Bad Points

  1. Downloadable Platform: Main trading platform is not web based unfortunately although they have recently launched Marketmaker® Web (a lite web version of the platform), you install their platform onto your PC and it's not the most user friendly, but OK when you get the hang of it - I use them for any trades that have to be rolled over as they do it automatically and cheaply too.
  2. Platform Stability: Reports of platform freezes/disconnections especially during busy periods [Market Maker Edition]. You might also experience re-quotes (delays) especially in fast markets. One thing I would say is that you need to ensure that you have good memory on your PC otherwise the CPU can get overloaded leading to the platform freezing.
  3. CMC have stopped quoting AIM companies and small caps. Only FTSE350 shares now at LIBOR +/- 3%.
  4. CMC Markets have stopped making a market for futures contracts (now they only have rolling daily contracts).
  5. Execution Limitations: Apparently, CMC will not allow you to open a March short and a Sept long in the same instrument. In fact, further to this CMC will restrict you to trade only the nearest available contract. If there were multiple contracts available, of 888 for instance, in both June and September, then you would only be able to trade the June contract. Even if Marketmaker is quoting a price for the September contract, it will not be available until the June contract has expired. The contract which is available to trade is the contract that is closest to the current date.
  6. Stop Limitations: With CMC you can't amend your orders, you must cancel previous active orders and put in new ones. This is not so with Finspreads, for instance where you can just amend your orders without needing to cancel previous ones. Another thing I like with Finspreads is their chart - allows you to use up to 3 moving averages, CMC Markets only allows 1 moving average. A real disadvantage I see is that CMCMarkets will not automatically cancel any stop orders tied to a position once you've closed the position. This means that you still need to manually cancel the stops once you've closed an order unless you have specifically linked a pending order (i.e. through an if-done). This can land you in trouble if you forget to cancel a stop. Mobile trading is handy but doesn't keep track quite as quick and be careful to cancel stops and losses.
  7. In order to save money CMC have decided to only offer their in-house charts and have taken the ITT charts off their platform (ITT stands for ITT Financial - owners of Prorealtime). Unfortunately this is not their area of expertise and I would say they have delved into the old familiar territory of false economics as their new charts are somewhat inferior to the Prorealtime package. Not all of their clients like the new charts which have a different look to most other platforms.

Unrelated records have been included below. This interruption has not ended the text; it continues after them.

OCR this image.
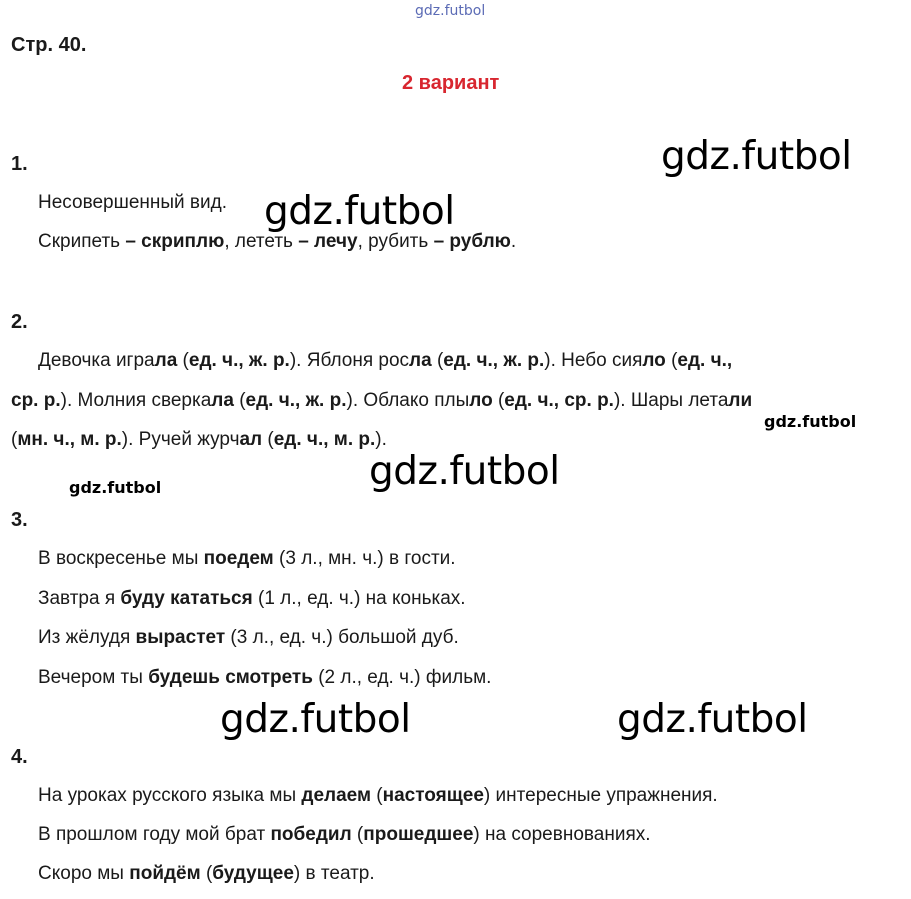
gdz.futbol
gdz.futbol
gdz.futbol
gdz.futbol
gdz.futbol
gdz.futbol
gdz.futbol	gdz.futbol
Стр. 40.
2 вариант
1.
Несовершенный вид.
Скрипеть – скриплю, лететь – лечу, рубить – рублю.
2.
Девочка играла (ед. ч., ж. р.). Яблоня росла (ед. ч., ж. р.). Небо сияло (ед. ч.,
ср. р.). Молния сверкала (ед. ч., ж. р.). Облако плыло (ед. ч., ср. р.). Шары летали
(мн. ч., м. р.). Ручей журчал (ед. ч., м. р.).
3.
В воскресенье мы поедем (3 л., мн. ч.) в гости.
Завтра я буду кататься (1 л., ед. ч.) на коньках.
Из жёлудя вырастет (3 л., ед. ч.) большой дуб.
Вечером ты будешь смотреть (2 л., ед. ч.) фильм.
4.
На уроках русского языка мы делаем (настоящее) интересные упражнения.
В прошлом году мой брат победил (прошедшее) на соревнованиях.
Скоро мы пойдём (будущее) в театр.
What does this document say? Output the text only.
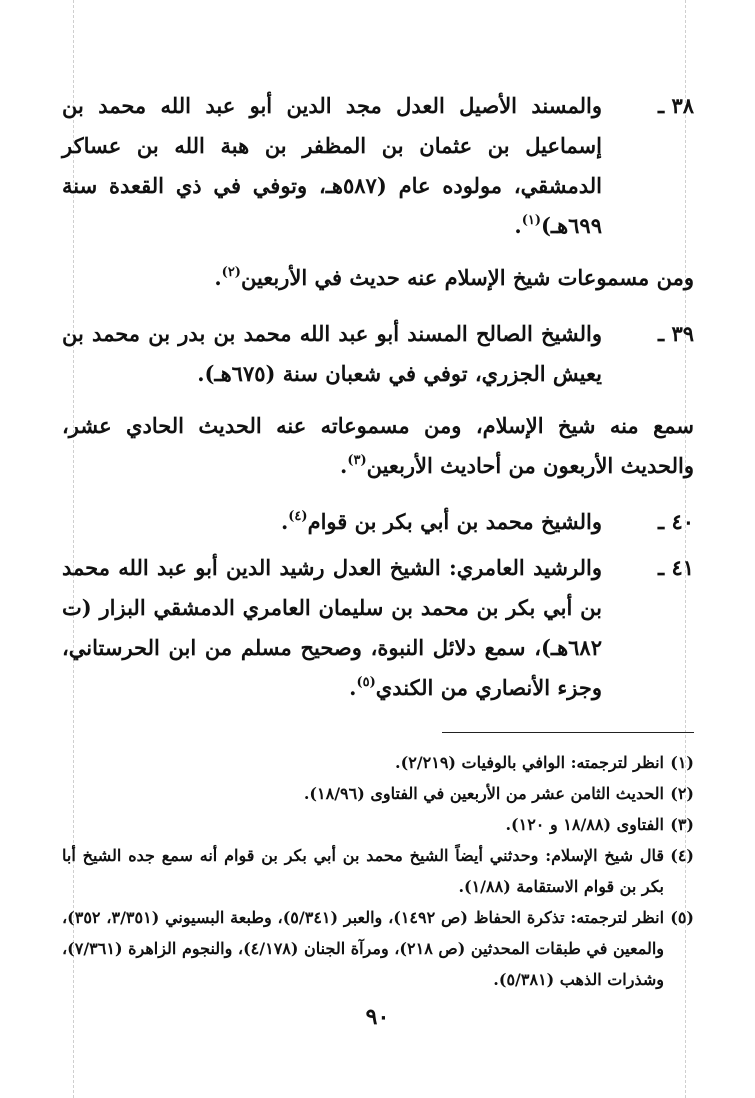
٣٨ ـ
والمسند الأصيل العدل مجد الدين أبو عبد الله محمد بن إسماعيل بن عثمان بن المظفر بن هبة الله بن عساكر الدمشقي، مولوده عام (٥٨٧هـ، وتوفي في ذي القعدة سنة ٦٩٩هـ)$^{(١)}$.
ومن مسموعات شيخ الإسلام عنه حديث في الأربعين$^{(٢)}$.
٣٩ ـ
والشيخ الصالح المسند أبو عبد الله محمد بن بدر بن محمد بن يعيش الجزري، توفي في شعبان سنة (٦٧٥هـ).
سمع منه شيخ الإسلام، ومن مسموعاته عنه الحديث الحادي عشر، والحديث الأربعون من أحاديث الأربعين$^{(٣)}$.
٤٠ ـ
والشيخ محمد بن أبي بكر بن قوام$^{(٤)}$.
٤١ ـ
والرشيد العامري: الشيخ العدل رشيد الدين أبو عبد الله محمد بن أبي بكر بن محمد بن سليمان العامري الدمشقي البزار (ت ٦٨٢هـ)، سمع دلائل النبوة، وصحيح مسلم من ابن الحرستاني، وجزء الأنصاري من الكندي$^{(٥)}$.
(١)
انظر لترجمته: الوافي بالوفيات (٢/٢١٩).
(٢)
الحديث الثامن عشر من الأربعين في الفتاوى (١٨/٩٦).
(٣)
الفتاوى (١٨/٨٨ و ١٢٠).
(٤)
قال شيخ الإسلام: وحدثني أيضاً الشيخ محمد بن أبي بكر بن قوام أنه سمع جده الشيخ أبا بكر بن قوام الاستقامة (١/٨٨).
(٥)
انظر لترجمته: تذكرة الحفاظ (ص ١٤٩٢)، والعبر (٥/٣٤١)، وطبعة البسيوني (٣/٣٥١، ٣٥٢)، والمعين في طبقات المحدثين (ص ٢١٨)، ومرآة الجنان (٤/١٧٨)، والنجوم الزاهرة (٧/٣٦١)، وشذرات الذهب (٥/٣٨١).
٩٠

  8. Not Suitable for Scalpers: Their platform is best for 'long term trading' or 'short term investing'. If you try to scalp them you will quickly end up on dealer referral. Being put on 'refer to dealer' effectively means it takes at least a few seconds to confirm your trade and/or you get a re-quote when you open or close a trade. Seems to me that CMCMarkets have never wanted the scalping business although they are not prepared to admit this. That is not in the least surprising, since they are dependent on trading on the LSE order book to match positions taken by what is probably a largish number of traders, often acting in unison or nearly so. Even with clever computers they would be dependent on trading using aggressive orders thereby costing themselves the spread and making 'dealing for free' totally uneconomic for those trades.
  9. Re-Quotes: In the past CMC somewhat had built a reputation for running stops and moving prices that do not reflect the underlying index. Also, there have been reports of re-quotes (although re-quotes can also be in the clients favour) and spiked out stops. However, it would be unfair on them to single them out, as their behavior is common throughout the market maker world. As they say 'CMC Markets is a market maker and as such sets the applicable price. It is the customer's responsibility to decide whether or not they wish to deal at those prices.' Having said all this, their new 'Next Generation Platform' is designed to eliminate re-quotes.
  10. Spreads Fluctuate in Fast Markets and can be Erratic for Mid Caps: Spreads may get wider (reports of spreads as big as 30 at times) if there is a huge increase in client trading on a particular product. As they say: CMC Markets quote a two-way price and the quote indicates the price at which we are prepared to deal with you. However, this price is not available irrespective of the size in which you want to deal. As term 6.4 of our terms of business state, "if you place a Bet which by virtue of its size is deemed by us to be abnormal by reference to the relevant instrument or its volatility or its liquidity, it may be subject to special conditions and requirements as notifed to you by us at the time you place the Bet. In particular, we may quote a revised price or spread applicable to the proposed Bet which you are free, at your absolute discretion, to accept or reject."
  11. If you wish Level 2 access this will cost you approximately £25 per month.
  12. If an index is 'reshuffled' and a stock drops out of an index - say from the FTSE Smallcap index, CMC Markets may cease to make a market in that stock and may require existing client positions on that stock to be closed after a deadline date - which policy doesn't seem fair.